DCIS upstaging rates in women eligible for active surveillance trials are low (6-10%), and in this series, all those with invasive disease were early-stage, node-negative. The careful patient selection for DCIS active surveillance trials has a low risk of missing occult invasive cancer and additional studies will determine clinical outcomes.

摘要

目的

本研究旨在确定符合主动监测试验入选标准的导管原位癌(DCIS)患者行真空辅助活检(VAB)后行手术切除的浸润性癌升级率。

方法

回顾性分析 2008 年至 2015 年期间于单一中心行 VAB 证实为 DCIS 的患者。对影像学和病理学报告进行了调查,以评估影像学表现、肿瘤分级、激素受体状态和有无粉刺样坏死。对后续手术报告进行了审查,以确定是否升级为浸润性疾病。根据 COMET、LORIS 和 LORD DCIS 主动监测试验的入选标准对病例进行分类。

结果

307 例 DCIS 诊断中,低级别 15 例(5%),中级别 95 例(31%),高级别 197 例(64%)。
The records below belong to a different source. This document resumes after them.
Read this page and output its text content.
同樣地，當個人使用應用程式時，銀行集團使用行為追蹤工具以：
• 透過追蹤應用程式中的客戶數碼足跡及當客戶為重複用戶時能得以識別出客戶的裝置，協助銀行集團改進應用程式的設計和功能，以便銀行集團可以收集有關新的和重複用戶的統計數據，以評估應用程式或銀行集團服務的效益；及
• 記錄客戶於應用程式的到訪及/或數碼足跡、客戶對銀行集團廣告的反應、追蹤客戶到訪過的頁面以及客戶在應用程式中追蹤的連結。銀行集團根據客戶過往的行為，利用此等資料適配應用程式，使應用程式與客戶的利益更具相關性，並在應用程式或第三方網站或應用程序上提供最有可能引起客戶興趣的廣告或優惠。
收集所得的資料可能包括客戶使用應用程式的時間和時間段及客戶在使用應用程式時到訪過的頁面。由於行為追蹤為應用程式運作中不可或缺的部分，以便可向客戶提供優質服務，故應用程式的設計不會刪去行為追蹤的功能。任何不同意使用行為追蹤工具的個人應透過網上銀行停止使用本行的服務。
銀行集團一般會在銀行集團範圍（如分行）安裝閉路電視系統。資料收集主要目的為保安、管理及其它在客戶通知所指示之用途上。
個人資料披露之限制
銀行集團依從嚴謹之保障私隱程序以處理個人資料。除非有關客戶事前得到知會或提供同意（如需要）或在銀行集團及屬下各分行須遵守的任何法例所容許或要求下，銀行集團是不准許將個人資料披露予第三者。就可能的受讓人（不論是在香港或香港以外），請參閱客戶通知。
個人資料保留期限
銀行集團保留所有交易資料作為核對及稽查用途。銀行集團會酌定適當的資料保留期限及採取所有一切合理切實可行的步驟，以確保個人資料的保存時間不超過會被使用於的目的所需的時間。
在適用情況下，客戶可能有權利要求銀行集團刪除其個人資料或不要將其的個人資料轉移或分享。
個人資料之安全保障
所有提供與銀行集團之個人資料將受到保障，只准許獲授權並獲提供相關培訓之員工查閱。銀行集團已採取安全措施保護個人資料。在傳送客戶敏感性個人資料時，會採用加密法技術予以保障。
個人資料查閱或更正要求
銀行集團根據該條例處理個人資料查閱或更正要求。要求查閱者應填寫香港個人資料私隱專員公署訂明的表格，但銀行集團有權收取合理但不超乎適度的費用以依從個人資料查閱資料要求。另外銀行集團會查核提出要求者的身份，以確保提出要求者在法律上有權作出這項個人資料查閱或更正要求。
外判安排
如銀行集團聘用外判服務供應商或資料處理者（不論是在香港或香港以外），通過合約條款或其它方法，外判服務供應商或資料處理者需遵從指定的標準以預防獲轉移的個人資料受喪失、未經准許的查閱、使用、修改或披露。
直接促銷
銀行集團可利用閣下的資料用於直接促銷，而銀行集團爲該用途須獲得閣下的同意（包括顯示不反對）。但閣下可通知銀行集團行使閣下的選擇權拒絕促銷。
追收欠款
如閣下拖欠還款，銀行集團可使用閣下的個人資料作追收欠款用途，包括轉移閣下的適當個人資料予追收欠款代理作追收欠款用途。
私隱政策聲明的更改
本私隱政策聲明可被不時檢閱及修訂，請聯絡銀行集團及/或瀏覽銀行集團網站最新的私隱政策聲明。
总体而言,浸润性疾病升级率为 17%(53/307)。81 例患者符合 COMET 试验入选标准,74 例符合 LORIS 试验入选标准,10 例符合 LORD 试验入选标准,但 LORIS 试验入选标准还包括实时、多中心病理复查,包括常规不报告的内容。COMET、LORIS 和 LORD 试验的浸润性疾病升级率分别为 6%(5/81)、7%(5/74)和 10%(1/10)。在升级的癌症(n=5)中,4 例为 IA 期浸润性导管癌,1 例为 IIA 期浸润性小叶癌;所有患者均无淋巴结转移。

结论

符合主动监测试验入选标准的 DCIS 升级率较低(6-10%),在本系列中,所有浸润性疾病均为早期、无淋巴结转移的疾病。对 DCIS 主动监测试验进行了严格的患者选择,其漏诊隐匿性浸润性癌的风险较低,还需要进一步的研究来确定临床结局。